Much of the cost for the Richmond expansion, as detailed in a proposal to be presented during tonight’s School Board meeting, pays for three new teachers, a part-time IB coordinator for Thomas Jefferson High School and about $40,000 in additional annual training for teachers at Lucille Brown.
Hanover County Public Schools' Staley touts the IB program’s affordability as well as its success in helping place students at top-tier universities around the country.
“We really don’t spend a whole lot of money on this,” he says, adding, “The results speak for themselves.”
Hanover’s program, according to numbers reported by the district to the Virginia Department of Education, awarded 55 IB diplomas last year. By comparison, Richmond’s program graduated nine in 2012 and had graduated five during the previous three years of the program.
Richmond Public Schools spokeswoman Felicia Cosby was unavailable for comment today, and she delayed a scheduled interview with Richmond’s assistant superintendent of secondary instruction, Victoria Oakley, until Tuesday. But comparing individual line items in each school division, the picture appears to require some explanation.

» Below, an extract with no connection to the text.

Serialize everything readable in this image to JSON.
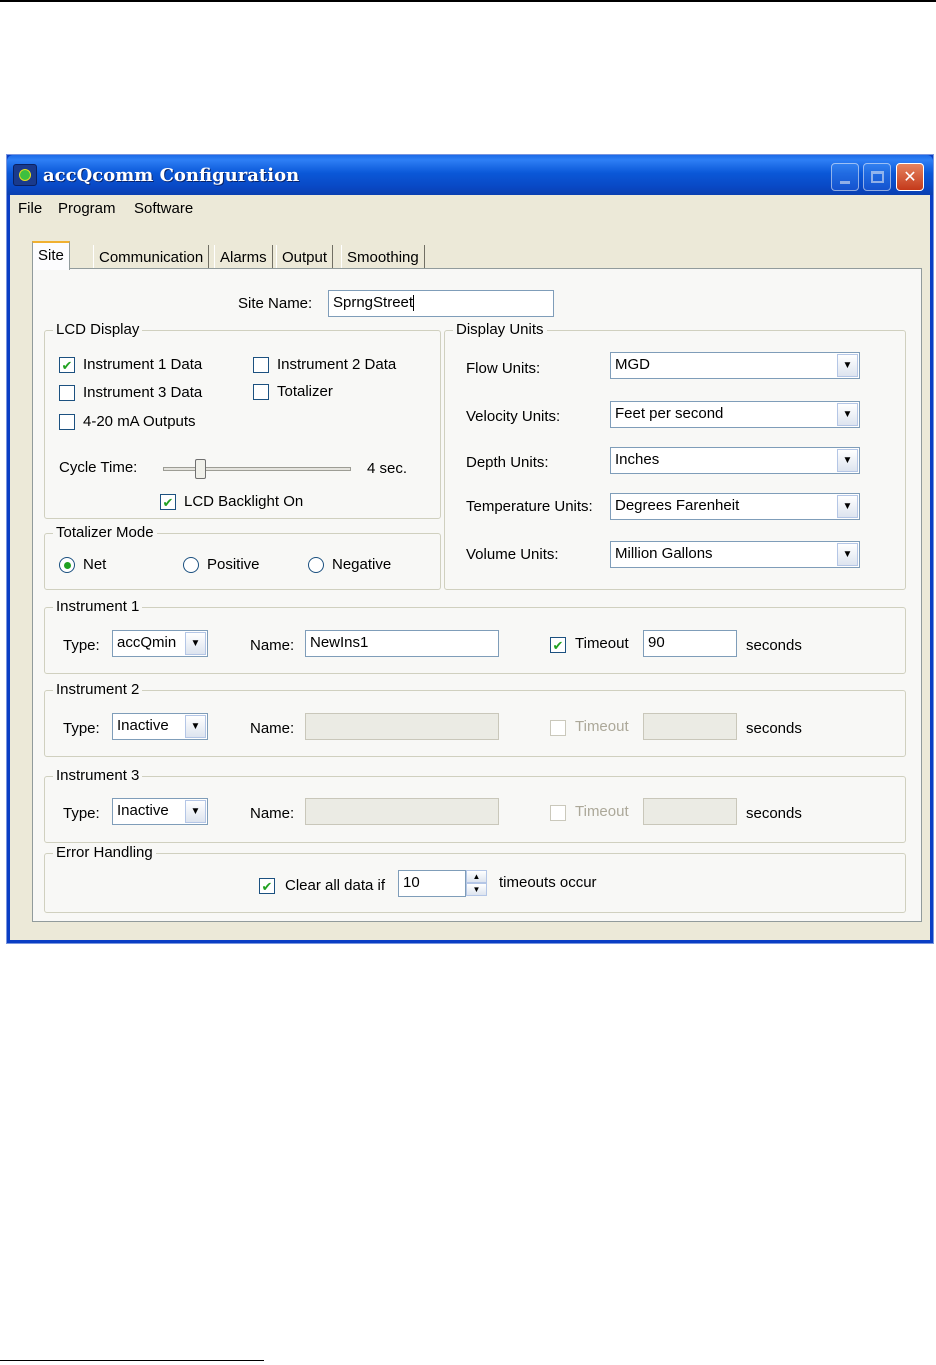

Hanover currently pays $42,640 in annual program dues to the Switzerland-based International Baccalaureate Organization. Those are required to keep its four programs active. Meanwhile, according to Brandon’s proposed budget, the current year’s program dues for Richmond's two IB programs were $24,154, with those fees projected to increase next year to more than $47,000 in Brandon’s proposed budget. The IBO charges a fixed $10,660 per program for dues, Staley says, noting that the dues amount has decreased slightly.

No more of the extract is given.